I'm glad to hear you've been enjoying Druma and its history.

As I encourage with pretty much every product, leaving a review is a wonderful way that you can provide the authors feedback, convey what kinds of products you'd like to see in the future, and help others find books they'd enjoy, too.

Lantern Lodge RPG Superstar 2014 Top 4

7 people marked this as a favorite.

I just wanted to chime in here and say that, apart from the Qadira book from a while back, this is the the single best Campaign Setting book I've read for Pathfinder.
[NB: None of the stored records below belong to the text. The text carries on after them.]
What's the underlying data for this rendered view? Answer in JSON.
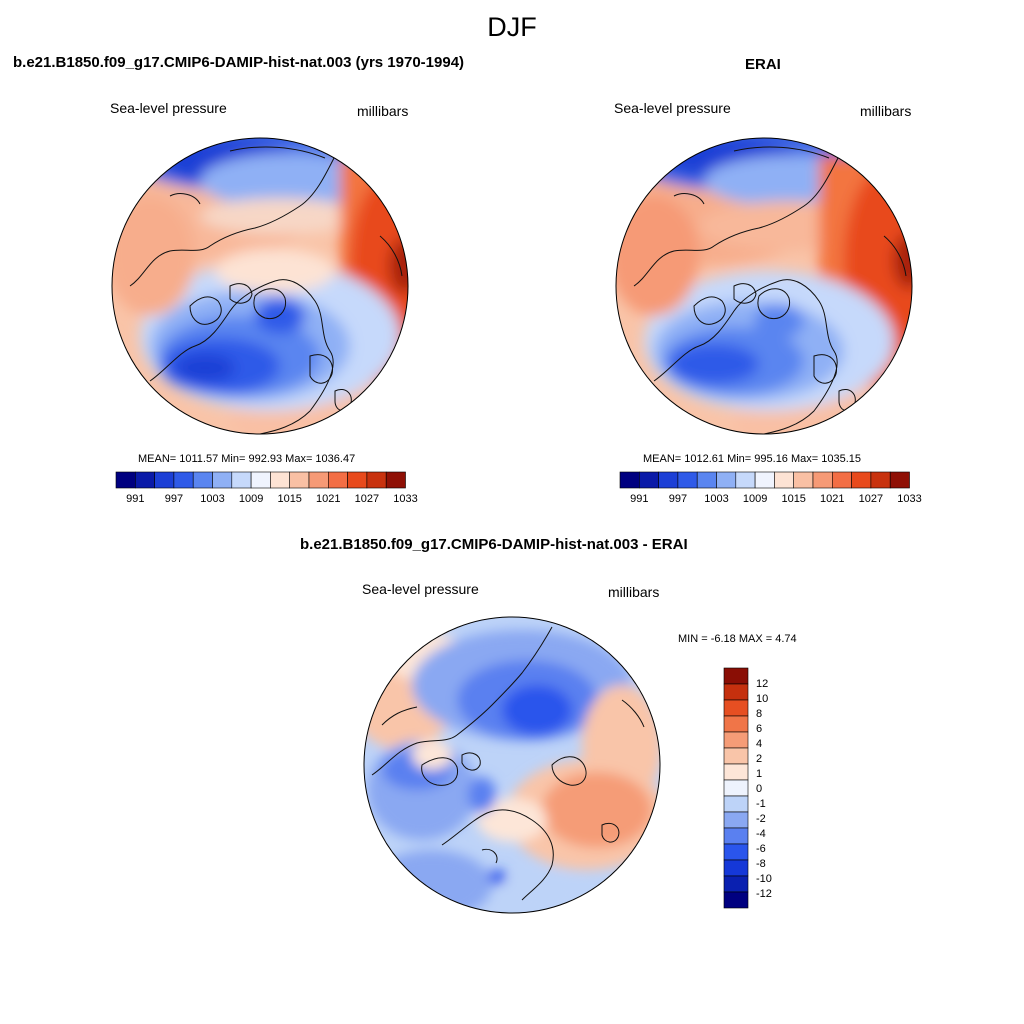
{
  "figure": {
    "title": "DJF"
  },
  "panels": {
    "model": {
      "title": "b.e21.B1850.f09_g17.CMIP6-DAMIP-hist-nat.003 (yrs 1970-1994)",
      "left_label": "Sea-level pressure",
      "right_label": "millibars",
      "stats": "MEAN= 1011.57  Min= 992.93  Max= 1036.47"
    },
    "obs": {
      "title": "ERAI",
      "left_label": "Sea-level pressure",
      "right_label": "millibars",
      "stats": "MEAN= 1012.61  Min= 995.16  Max= 1035.15"
    },
    "diff": {
      "title": "b.e21.B1850.f09_g17.CMIP6-DAMIP-hist-nat.003 - ERAI",
      "left_label": "Sea-level pressure",
      "right_label": "millibars",
      "stats": "MIN =  -6.18 MAX =   4.74"
    }
  },
  "colorbars": {
    "abs": {
      "colors": [
        "#000080",
        "#0a1aa8",
        "#1c3fd6",
        "#2f5ae8",
        "#5a85f0",
        "#8fb0f5",
        "#c6d9fb",
        "#f0f4fe",
        "#fde3d4",
        "#f9c0a4",
        "#f69a76",
        "#f36e45",
        "#e84a1c",
        "#c8320e",
        "#8f1005"
      ],
      "labels": [
        "991",
        "997",
        "1003",
        "1009",
        "1015",
        "1021",
        "1027",
        "1033"
      ]
    },
    "diff": {
      "colors": [
        "#000080",
        "#0a20b0",
        "#1538d8",
        "#2a55ec",
        "#5a80f0",
        "#8aa8f2",
        "#bdd3f8",
        "#eef3fd",
        "#fde6d8",
        "#f9c5a9",
        "#f59c77",
        "#f07548",
        "#e64f22",
        "#c5300e",
        "#8a0e05"
      ],
      "labels": [
        "12",
        "10",
        "8",
        "6",
        "4",
        "2",
        "1",
        "0",
        "-1",
        "-2",
        "-4",
        "-6",
        "-8",
        "-10",
        "-12"
      ]
    }
  }
}
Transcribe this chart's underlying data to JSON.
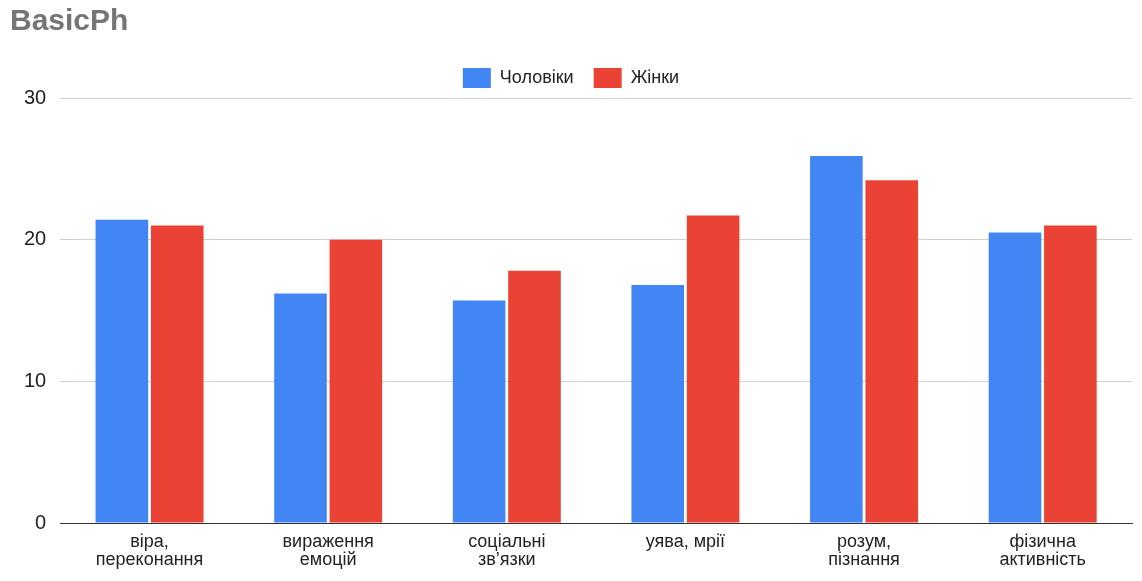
{
  "chart_data": {
    "type": "bar",
    "title": "BasicPh",
    "categories": [
      "віра,\nпереконання",
      "вираження\nемоцій",
      "соціальні\nзв’язки",
      "уява, мрії",
      "розум,\nпізнання",
      "фізична\nактивність"
    ],
    "series": [
      {
        "name": "Чоловіки",
        "color": "#4285f4",
        "values": [
          21.4,
          16.2,
          15.7,
          16.8,
          25.9,
          20.5
        ]
      },
      {
        "name": "Жінки",
        "color": "#ea4335",
        "values": [
          21.0,
          20.0,
          17.8,
          21.7,
          24.2,
          21.0
        ]
      }
    ],
    "ylim": [
      0,
      30
    ],
    "yticks": [
      0,
      10,
      20,
      30
    ],
    "grid": "y",
    "legend": "top"
  }
}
It has interesting mechanical crunch in delightfully inventive monsters, it has an exciting and interesting look into an underloved country with fascinating storytelling potential, and it's just g$$+*@n fun to read!

I wish we'd gotten more setting material books like this in 1st edition. If the whole line had been nothing but great deep-dives like this I'd have been immensely satisfied. It really makes Golarion feel [/i]alive[/i].

Silver Crusade

Pathfinder Companion, Starfinder Adventure Path, Starfinder Roleplaying Game, Starfinder Society Subscriber; Pathfinder Roleplaying Game Superscriber
Robert Brookes wrote:

I just wanted to chime in here and say that, apart from the Qadira book from a while back, this is the the single best Campaign Setting book I've read for Pathfinder. It has interesting mechanical crunch in delightfully inventive monsters, it has an exciting and interesting look into an underloved country with fascinating storytelling potential, and it's just g+@!#!n fun to read!

I wish we'd gotten more setting material books like this in 1st edition. If the whole line had been nothing but great deep-dives like this I'd have been immensely satisfied. It really makes Golarion feel [/i]alive[/i].

Seconded.


Pathfinder Rulebook Subscriber

Great to have some more info on the dietary restrictions, why the upper echelons are invested in this, and the cool daemon content.

Bonus points for having Pathfinder's scariest curse!